Mulled Cider with Bourbon
Cloudy apple cider mulled gently with cinnamon, clove and orange, then laced with bourbon off the heat for a warming autumn-into-winter cup.
Ingredients
- 750 ml cloudy apple cider
- 120 ml bourbon
- 30 g maple syrup or brown sugar — to taste
- 2 cinnamon sticks
- 4 whole cloves
- 1 orange — sliced into rounds
Method
- Pour the cloudy apple cider into a saucepan with the cinnamon sticks, cloves and half the orange slices.
- Add the maple syrup or brown sugar and warm gently over a low heat, never letting it boil.
- Let it steep at a bare simmer for 10 to 15 minutes so the spices infuse.
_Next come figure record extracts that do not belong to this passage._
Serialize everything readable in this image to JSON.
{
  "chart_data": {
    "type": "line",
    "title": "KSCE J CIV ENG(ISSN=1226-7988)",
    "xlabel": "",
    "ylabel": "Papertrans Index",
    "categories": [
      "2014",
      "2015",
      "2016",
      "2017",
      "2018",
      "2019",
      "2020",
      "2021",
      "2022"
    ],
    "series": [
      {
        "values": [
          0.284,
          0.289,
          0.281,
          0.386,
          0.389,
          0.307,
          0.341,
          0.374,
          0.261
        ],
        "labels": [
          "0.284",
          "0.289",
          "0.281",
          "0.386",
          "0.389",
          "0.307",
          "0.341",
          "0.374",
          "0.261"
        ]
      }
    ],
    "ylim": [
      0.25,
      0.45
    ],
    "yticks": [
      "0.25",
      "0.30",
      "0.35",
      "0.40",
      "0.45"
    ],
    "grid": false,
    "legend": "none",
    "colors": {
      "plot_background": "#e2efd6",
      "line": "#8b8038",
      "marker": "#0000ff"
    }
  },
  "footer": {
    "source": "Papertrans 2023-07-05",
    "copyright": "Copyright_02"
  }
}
- Remove the pan from the heat, then stir through the bourbon.
- Ladle into heatproof mugs and garnish each with a fresh orange slice and a cinnamon stick.
How to serve
- Glassware
- Heatproof mug
- Serve temperature
- Warm, around 65°C
- Garnish
- Orange slice and cinnamon stick
Mulled cider is one of the easiest ways to fill a kitchen with the smell of winter, and a measure of bourbon gives it backbone. The whiskey’s vanilla and oak notes sit beautifully alongside cloudy apple and warm spice, turning a humble pan of cider into something worth gathering around. Keep the heat low throughout, and add the bourbon only once the pan is off the hob so its flavour stays bright.
Tips
Use cloudy cider rather than clear apple juice for a fuller, more orchard-like flavour. Taste before sweetening; some ciders are sharp and need a little maple, while others barely need any. A bare simmer is plenty, as boiling makes the spices turn bitter.
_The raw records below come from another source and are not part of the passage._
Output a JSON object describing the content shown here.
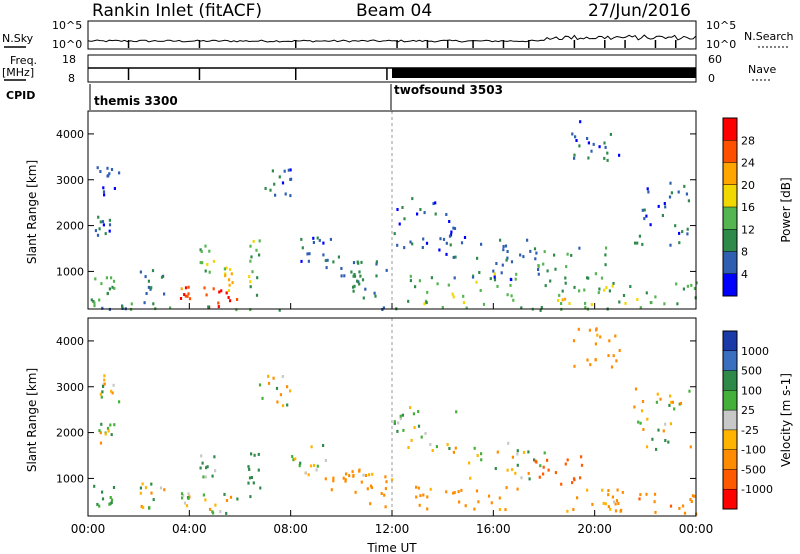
{
  "header": {
    "station": "Rankin Inlet (fitACF)",
    "beam": "Beam 04",
    "date": "27/Jun/2016"
  },
  "left_labels": {
    "nsky": "N.Sky",
    "freq": "Freq.",
    "freq_unit": "[MHz]",
    "cpid": "CPID"
  },
  "right_labels": {
    "nsearch": "N.Search",
    "nave": "Nave"
  },
  "nsky_panel": {
    "ticks_left": [
      "10^5",
      "10^0"
    ],
    "ticks_right": [
      "10^5",
      "10^0"
    ]
  },
  "freq_panel": {
    "ticks_left": [
      "18",
      "8"
    ],
    "ticks_right": [
      "60",
      "0"
    ]
  },
  "cpid": [
    {
      "name": "themis 3300",
      "start_hour": 0
    },
    {
      "name": "twofsound 3503",
      "start_hour": 12
    }
  ],
  "colors": {
    "power_scale": [
      "#0000ff",
      "#2e5fb0",
      "#2f8a4a",
      "#55b550",
      "#f0d800",
      "#ffa500",
      "#ff5000",
      "#ff0000"
    ],
    "velocity_scale": [
      "#ff0000",
      "#ff5a00",
      "#ff8c00",
      "#ffb400",
      "#c8c8c8",
      "#44b03a",
      "#2f8a4a",
      "#3a6fc0",
      "#1a3aa8"
    ]
  },
  "chart_data": [
    {
      "type": "heatmap",
      "title": "Power",
      "xlabel": "Time UT",
      "ylabel": "Slant Range [km]",
      "xlim": [
        0,
        24
      ],
      "ylim": [
        180,
        4500
      ],
      "x_ticks": [
        "00:00",
        "04:00",
        "08:00",
        "12:00",
        "16:00",
        "20:00",
        "00:00"
      ],
      "y_ticks": [
        1000,
        2000,
        3000,
        4000
      ],
      "colorbar": {
        "label": "Power [dB]",
        "ticks": [
          4,
          8,
          12,
          16,
          20,
          24,
          28
        ],
        "range": [
          0,
          30
        ]
      },
      "regions": [
        {
          "t": [
            0.2,
            1.0
          ],
          "r": [
            1800,
            2300
          ],
          "v": 6
        },
        {
          "t": [
            0.3,
            1.2
          ],
          "r": [
            2700,
            3300
          ],
          "v": 5
        },
        {
          "t": [
            0.2,
            1.0
          ],
          "r": [
            500,
            900
          ],
          "v": 12
        },
        {
          "t": [
            0.0,
            2.0
          ],
          "r": [
            200,
            500
          ],
          "v": 9
        },
        {
          "t": [
            2.0,
            3.0
          ],
          "r": [
            300,
            1100
          ],
          "v": 8
        },
        {
          "t": [
            3.6,
            4.0
          ],
          "r": [
            400,
            700
          ],
          "v": 24
        },
        {
          "t": [
            4.5,
            5.9
          ],
          "r": [
            250,
            700
          ],
          "v": 26
        },
        {
          "t": [
            4.4,
            5.0
          ],
          "r": [
            1000,
            1600
          ],
          "v": 14
        },
        {
          "t": [
            5.3,
            5.7
          ],
          "r": [
            600,
            1200
          ],
          "v": 18
        },
        {
          "t": [
            6.2,
            6.8
          ],
          "r": [
            500,
            1700
          ],
          "v": 12
        },
        {
          "t": [
            6.7,
            8.0
          ],
          "r": [
            2600,
            3300
          ],
          "v": 6
        },
        {
          "t": [
            8.0,
            9.6
          ],
          "r": [
            1200,
            1800
          ],
          "v": 7
        },
        {
          "t": [
            9.2,
            10.8
          ],
          "r": [
            800,
            1400
          ],
          "v": 8
        },
        {
          "t": [
            10.4,
            12.0
          ],
          "r": [
            400,
            1300
          ],
          "v": 8
        },
        {
          "t": [
            12.0,
            14.5
          ],
          "r": [
            1500,
            2700
          ],
          "v": 6
        },
        {
          "t": [
            12.5,
            17.0
          ],
          "r": [
            300,
            1000
          ],
          "v": 13
        },
        {
          "t": [
            14.0,
            18.0
          ],
          "r": [
            800,
            1800
          ],
          "v": 6
        },
        {
          "t": [
            17.5,
            20.5
          ],
          "r": [
            600,
            1600
          ],
          "v": 9
        },
        {
          "t": [
            18.5,
            20.5
          ],
          "r": [
            300,
            700
          ],
          "v": 16
        },
        {
          "t": [
            21.5,
            23.8
          ],
          "r": [
            1600,
            3000
          ],
          "v": 7
        },
        {
          "t": [
            20.5,
            24.0
          ],
          "r": [
            250,
            800
          ],
          "v": 12
        },
        {
          "t": [
            19.0,
            21.0
          ],
          "r": [
            3400,
            4300
          ],
          "v": 6
        },
        {
          "t": [
            0.0,
            24.0
          ],
          "r": [
            180,
            260
          ],
          "v": 10
        }
      ]
    },
    {
      "type": "heatmap",
      "title": "Velocity",
      "xlabel": "Time UT",
      "ylabel": "Slant Range [km]",
      "xlim": [
        0,
        24
      ],
      "ylim": [
        180,
        4500
      ],
      "x_ticks": [
        "00:00",
        "04:00",
        "08:00",
        "12:00",
        "16:00",
        "20:00",
        "00:00"
      ],
      "y_ticks": [
        1000,
        2000,
        3000,
        4000
      ],
      "colorbar": {
        "label": "Velocity [m s-1]",
        "ticks": [
          1000,
          500,
          100,
          25,
          -25,
          -100,
          -500,
          -1000
        ],
        "range": [
          -1200,
          1200
        ]
      },
      "regions": [
        {
          "t": [
            0.2,
            1.0
          ],
          "r": [
            1800,
            2300
          ],
          "v": 0
        },
        {
          "t": [
            0.3,
            1.2
          ],
          "r": [
            2700,
            3300
          ],
          "v": 0
        },
        {
          "t": [
            0.2,
            1.0
          ],
          "r": [
            400,
            900
          ],
          "v": 200
        },
        {
          "t": [
            2.0,
            3.0
          ],
          "r": [
            300,
            1000
          ],
          "v": 0
        },
        {
          "t": [
            3.6,
            4.0
          ],
          "r": [
            400,
            700
          ],
          "v": 0
        },
        {
          "t": [
            4.5,
            5.9
          ],
          "r": [
            250,
            700
          ],
          "v": 0
        },
        {
          "t": [
            4.4,
            5.0
          ],
          "r": [
            1000,
            1600
          ],
          "v": 150
        },
        {
          "t": [
            6.2,
            6.8
          ],
          "r": [
            500,
            1600
          ],
          "v": 250
        },
        {
          "t": [
            6.7,
            8.0
          ],
          "r": [
            2600,
            3300
          ],
          "v": 0
        },
        {
          "t": [
            8.0,
            9.6
          ],
          "r": [
            1100,
            1800
          ],
          "v": 0
        },
        {
          "t": [
            9.2,
            10.8
          ],
          "r": [
            700,
            1300
          ],
          "v": -300
        },
        {
          "t": [
            10.4,
            12.0
          ],
          "r": [
            400,
            1200
          ],
          "v": -150
        },
        {
          "t": [
            12.0,
            14.5
          ],
          "r": [
            1600,
            2600
          ],
          "v": 0
        },
        {
          "t": [
            12.5,
            17.0
          ],
          "r": [
            300,
            900
          ],
          "v": -200
        },
        {
          "t": [
            15.0,
            18.0
          ],
          "r": [
            1000,
            1800
          ],
          "v": 0
        },
        {
          "t": [
            17.5,
            19.5
          ],
          "r": [
            900,
            1600
          ],
          "v": -700
        },
        {
          "t": [
            18.5,
            21.0
          ],
          "r": [
            300,
            800
          ],
          "v": -150
        },
        {
          "t": [
            21.5,
            23.8
          ],
          "r": [
            1600,
            3000
          ],
          "v": 0
        },
        {
          "t": [
            20.5,
            24.0
          ],
          "r": [
            250,
            800
          ],
          "v": -400
        },
        {
          "t": [
            19.0,
            21.0
          ],
          "r": [
            3400,
            4300
          ],
          "v": -200
        }
      ]
    }
  ],
  "axis": {
    "xlabel": "Time UT"
  }
}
This same gentle, spice-led method suits other spirits too. A small measure of Hot Apple Gin folded in off the heat brings a juniper-and-apple lift that plays nicely against the bourbon. For a fully spirit-forward bowl, you could even swap part of the whiskey for Hot Apple Gin and let the two share the spotlight.
Variations
Add a few thin slices of fresh ginger or a star anise for extra depth. A dash of Angostura bitters sharpens the finish, and a strip of lemon peel brightens the orchard fruit. For a richer cup, stir in a spoonful of apple butter as it warms.
Frequently asked questions
Should I use alcoholic or non-alcoholic cider?
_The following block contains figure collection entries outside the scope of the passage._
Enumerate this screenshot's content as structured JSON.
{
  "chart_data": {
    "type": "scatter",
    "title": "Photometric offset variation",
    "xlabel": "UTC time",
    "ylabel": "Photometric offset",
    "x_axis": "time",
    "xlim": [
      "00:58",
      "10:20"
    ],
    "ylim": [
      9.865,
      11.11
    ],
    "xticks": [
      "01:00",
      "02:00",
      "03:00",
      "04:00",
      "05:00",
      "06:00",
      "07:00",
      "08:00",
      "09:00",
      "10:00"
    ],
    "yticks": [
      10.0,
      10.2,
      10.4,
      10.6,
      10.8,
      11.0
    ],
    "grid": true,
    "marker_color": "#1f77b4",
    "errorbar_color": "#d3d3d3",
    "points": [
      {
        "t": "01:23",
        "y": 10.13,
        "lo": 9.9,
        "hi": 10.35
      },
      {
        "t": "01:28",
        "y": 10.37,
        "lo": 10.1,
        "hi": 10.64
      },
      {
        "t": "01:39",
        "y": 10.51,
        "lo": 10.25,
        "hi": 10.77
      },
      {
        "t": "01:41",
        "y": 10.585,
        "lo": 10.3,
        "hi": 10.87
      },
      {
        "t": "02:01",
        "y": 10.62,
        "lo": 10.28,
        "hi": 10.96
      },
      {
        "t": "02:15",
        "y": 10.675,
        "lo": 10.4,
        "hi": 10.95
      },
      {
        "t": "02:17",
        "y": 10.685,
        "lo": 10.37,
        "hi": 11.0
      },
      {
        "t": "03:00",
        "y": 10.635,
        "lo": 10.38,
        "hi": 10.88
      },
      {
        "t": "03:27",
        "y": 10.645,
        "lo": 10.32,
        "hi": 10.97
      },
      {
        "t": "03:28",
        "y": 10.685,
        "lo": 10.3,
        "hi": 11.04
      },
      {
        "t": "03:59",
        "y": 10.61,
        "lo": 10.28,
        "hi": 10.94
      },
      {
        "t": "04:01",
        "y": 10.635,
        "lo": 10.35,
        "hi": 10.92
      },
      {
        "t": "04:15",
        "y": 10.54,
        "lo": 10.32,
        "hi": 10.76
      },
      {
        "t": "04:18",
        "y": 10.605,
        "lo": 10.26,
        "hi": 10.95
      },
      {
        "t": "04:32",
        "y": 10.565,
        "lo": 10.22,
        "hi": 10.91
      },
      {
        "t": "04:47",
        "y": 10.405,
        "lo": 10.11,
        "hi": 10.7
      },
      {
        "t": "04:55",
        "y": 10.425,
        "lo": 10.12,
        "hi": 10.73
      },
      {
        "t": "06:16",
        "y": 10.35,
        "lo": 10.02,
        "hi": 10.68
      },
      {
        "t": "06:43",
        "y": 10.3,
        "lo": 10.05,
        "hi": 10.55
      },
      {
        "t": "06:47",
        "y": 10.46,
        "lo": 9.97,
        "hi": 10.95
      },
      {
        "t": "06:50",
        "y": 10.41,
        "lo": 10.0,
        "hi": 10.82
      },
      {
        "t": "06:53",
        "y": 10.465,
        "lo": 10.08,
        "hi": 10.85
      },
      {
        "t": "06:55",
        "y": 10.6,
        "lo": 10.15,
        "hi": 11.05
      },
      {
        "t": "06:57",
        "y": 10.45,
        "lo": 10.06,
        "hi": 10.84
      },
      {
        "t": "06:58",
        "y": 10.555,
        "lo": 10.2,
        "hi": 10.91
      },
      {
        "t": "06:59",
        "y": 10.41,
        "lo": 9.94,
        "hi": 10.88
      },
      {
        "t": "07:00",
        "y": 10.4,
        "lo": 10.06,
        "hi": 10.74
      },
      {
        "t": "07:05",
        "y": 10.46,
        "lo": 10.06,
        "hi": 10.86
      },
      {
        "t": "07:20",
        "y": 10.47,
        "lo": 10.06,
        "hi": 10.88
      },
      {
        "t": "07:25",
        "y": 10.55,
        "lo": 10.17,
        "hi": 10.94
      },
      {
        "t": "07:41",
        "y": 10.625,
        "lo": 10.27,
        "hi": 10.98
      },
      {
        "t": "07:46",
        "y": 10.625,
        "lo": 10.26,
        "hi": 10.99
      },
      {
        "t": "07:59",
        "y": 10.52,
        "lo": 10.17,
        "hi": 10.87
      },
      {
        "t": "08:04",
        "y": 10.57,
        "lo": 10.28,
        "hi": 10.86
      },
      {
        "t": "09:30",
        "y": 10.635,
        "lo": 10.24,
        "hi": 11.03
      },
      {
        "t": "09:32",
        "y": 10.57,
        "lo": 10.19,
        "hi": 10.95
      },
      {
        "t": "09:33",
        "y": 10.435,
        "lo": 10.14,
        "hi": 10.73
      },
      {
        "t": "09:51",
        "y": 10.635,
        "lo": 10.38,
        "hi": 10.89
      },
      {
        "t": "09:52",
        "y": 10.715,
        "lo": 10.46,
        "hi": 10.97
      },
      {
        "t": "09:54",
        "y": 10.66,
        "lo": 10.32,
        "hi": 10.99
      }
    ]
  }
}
Either works. Cloudy non-alcoholic apple cider keeps the focus on the bourbon, while a dry alcoholic cider gives a drier, sharper cup. Adjust the sugar to suit.
Why add the bourbon off the heat?
Boiling drives off the alcohol and dulls the bourbon's character. Stirring it in once the pan is off the heat preserves both the warmth and the flavour.
Can I make a larger batch?
Yes. Scale the cider and spices up proportionally and keep it on the lowest heat, adding the bourbon by the mugful so it does not cook off.